Hochschule für Schauspielkunst Ernst Busch: Schauspielschule: Wieder ein Standort geprüft

Ein weiterer Standort für die Schauspielhochschule Ernst Busch muss geprüft werden. Dieser Satz fiel am Mittwoch im Hauptausschuss des Abgeordnetenhauses. Es ist ein Satz, der seit 1995 jedes Jahr in dieser Zeitung stand, immer und immer wieder, bis er am 11. Mai 2012 mit einem Knall feierlich ins Jenseits befördert wurde.

Das jedenfalls war die allgemeine Annahme, denn so war es der Schauspielschule damals versprochen worden. Nach wochenlangen Protesten der Schauspielstudenten, nach bundesweiten süffisanten Medienberichten über diese peinliche Berliner Posse sollte endlich Schluss sein mit der Standortsuche. 15 Jahre Ausgaben für Gutachten, Planungen, Architektengespräche, Verschiebungen und immer neue Standorte, das sollte aufhören.

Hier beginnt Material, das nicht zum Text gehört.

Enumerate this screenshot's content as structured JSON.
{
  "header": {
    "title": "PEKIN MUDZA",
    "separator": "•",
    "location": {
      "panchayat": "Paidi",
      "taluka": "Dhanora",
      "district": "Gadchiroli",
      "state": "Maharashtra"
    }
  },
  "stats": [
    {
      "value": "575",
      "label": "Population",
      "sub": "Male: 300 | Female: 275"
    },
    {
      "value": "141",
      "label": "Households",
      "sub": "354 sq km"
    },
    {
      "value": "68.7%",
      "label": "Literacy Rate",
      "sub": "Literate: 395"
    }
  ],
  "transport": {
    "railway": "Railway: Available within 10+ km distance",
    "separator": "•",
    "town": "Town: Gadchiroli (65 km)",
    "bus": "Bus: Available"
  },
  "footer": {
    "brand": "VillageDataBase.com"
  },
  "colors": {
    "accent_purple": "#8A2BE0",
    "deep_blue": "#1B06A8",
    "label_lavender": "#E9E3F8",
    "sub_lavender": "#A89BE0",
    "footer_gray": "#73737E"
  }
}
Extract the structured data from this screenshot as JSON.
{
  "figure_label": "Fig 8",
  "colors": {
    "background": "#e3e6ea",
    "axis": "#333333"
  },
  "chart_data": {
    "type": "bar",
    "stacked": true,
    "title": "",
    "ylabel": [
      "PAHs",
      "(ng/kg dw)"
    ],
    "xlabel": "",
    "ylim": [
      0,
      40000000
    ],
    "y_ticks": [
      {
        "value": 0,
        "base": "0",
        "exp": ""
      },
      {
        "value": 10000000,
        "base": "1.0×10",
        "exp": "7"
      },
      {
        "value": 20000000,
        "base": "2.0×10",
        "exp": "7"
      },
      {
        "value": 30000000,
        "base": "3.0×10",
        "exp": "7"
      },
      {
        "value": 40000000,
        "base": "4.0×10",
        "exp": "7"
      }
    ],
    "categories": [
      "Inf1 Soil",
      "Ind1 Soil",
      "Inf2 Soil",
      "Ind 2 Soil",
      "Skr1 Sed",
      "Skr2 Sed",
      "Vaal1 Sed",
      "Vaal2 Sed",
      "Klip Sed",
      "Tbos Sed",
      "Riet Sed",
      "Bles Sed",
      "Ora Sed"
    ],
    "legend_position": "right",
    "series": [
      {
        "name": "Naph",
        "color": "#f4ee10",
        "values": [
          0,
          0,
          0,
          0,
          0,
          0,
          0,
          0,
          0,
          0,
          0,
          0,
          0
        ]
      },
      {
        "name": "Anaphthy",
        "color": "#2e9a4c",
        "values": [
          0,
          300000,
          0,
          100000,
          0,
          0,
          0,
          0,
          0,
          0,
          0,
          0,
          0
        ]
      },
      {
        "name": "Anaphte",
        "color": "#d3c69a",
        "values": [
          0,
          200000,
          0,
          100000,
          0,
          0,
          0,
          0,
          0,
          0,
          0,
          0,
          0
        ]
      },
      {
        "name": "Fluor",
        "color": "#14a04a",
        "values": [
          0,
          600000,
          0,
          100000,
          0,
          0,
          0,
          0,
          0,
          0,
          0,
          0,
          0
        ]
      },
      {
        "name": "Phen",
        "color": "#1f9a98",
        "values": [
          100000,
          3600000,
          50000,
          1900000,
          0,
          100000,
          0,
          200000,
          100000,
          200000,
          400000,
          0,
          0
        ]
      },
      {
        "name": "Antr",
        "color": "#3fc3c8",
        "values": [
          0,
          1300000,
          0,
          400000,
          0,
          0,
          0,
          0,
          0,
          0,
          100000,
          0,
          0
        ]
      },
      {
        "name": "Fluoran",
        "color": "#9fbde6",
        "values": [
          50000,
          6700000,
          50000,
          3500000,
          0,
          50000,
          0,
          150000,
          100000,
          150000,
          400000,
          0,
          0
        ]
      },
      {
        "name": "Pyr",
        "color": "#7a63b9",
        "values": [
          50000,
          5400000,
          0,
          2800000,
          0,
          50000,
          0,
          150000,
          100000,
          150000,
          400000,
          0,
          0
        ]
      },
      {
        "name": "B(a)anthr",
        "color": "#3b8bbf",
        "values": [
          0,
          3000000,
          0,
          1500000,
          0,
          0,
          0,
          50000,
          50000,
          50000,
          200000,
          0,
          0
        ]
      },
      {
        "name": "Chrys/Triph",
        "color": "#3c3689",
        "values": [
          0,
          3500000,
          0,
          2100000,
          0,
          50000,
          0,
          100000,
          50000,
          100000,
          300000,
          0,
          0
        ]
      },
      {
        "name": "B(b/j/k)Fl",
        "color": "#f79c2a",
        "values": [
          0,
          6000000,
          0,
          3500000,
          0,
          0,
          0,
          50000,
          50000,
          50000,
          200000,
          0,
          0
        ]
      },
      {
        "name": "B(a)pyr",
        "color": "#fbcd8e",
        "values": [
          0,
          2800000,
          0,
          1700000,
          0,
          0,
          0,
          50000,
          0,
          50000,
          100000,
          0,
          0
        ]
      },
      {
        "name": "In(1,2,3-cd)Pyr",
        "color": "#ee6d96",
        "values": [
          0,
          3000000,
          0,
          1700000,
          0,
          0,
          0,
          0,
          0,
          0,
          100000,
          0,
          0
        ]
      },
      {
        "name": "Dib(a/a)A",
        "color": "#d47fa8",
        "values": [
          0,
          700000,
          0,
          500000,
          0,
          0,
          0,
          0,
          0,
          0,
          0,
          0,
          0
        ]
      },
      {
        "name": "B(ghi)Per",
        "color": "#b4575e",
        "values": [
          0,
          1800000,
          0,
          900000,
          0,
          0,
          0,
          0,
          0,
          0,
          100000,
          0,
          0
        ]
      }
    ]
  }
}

Asbestverseucht und versifft

Zur Erinnerung: Unstrittig ist, dass die Schule in Schöneweide marode ist. Die Luft asbestverseucht, das Wasser bleihaltig, die Duschen versifft, die Räume im Sommer kochend. Nicht, weil man der berühmten Schule etwas Gutes tun wollte, bewilligte der Senat also Geld für einen neuen Standort, sondern weil alles billiger wäre als eine Sanierung des alten Plattenbaus.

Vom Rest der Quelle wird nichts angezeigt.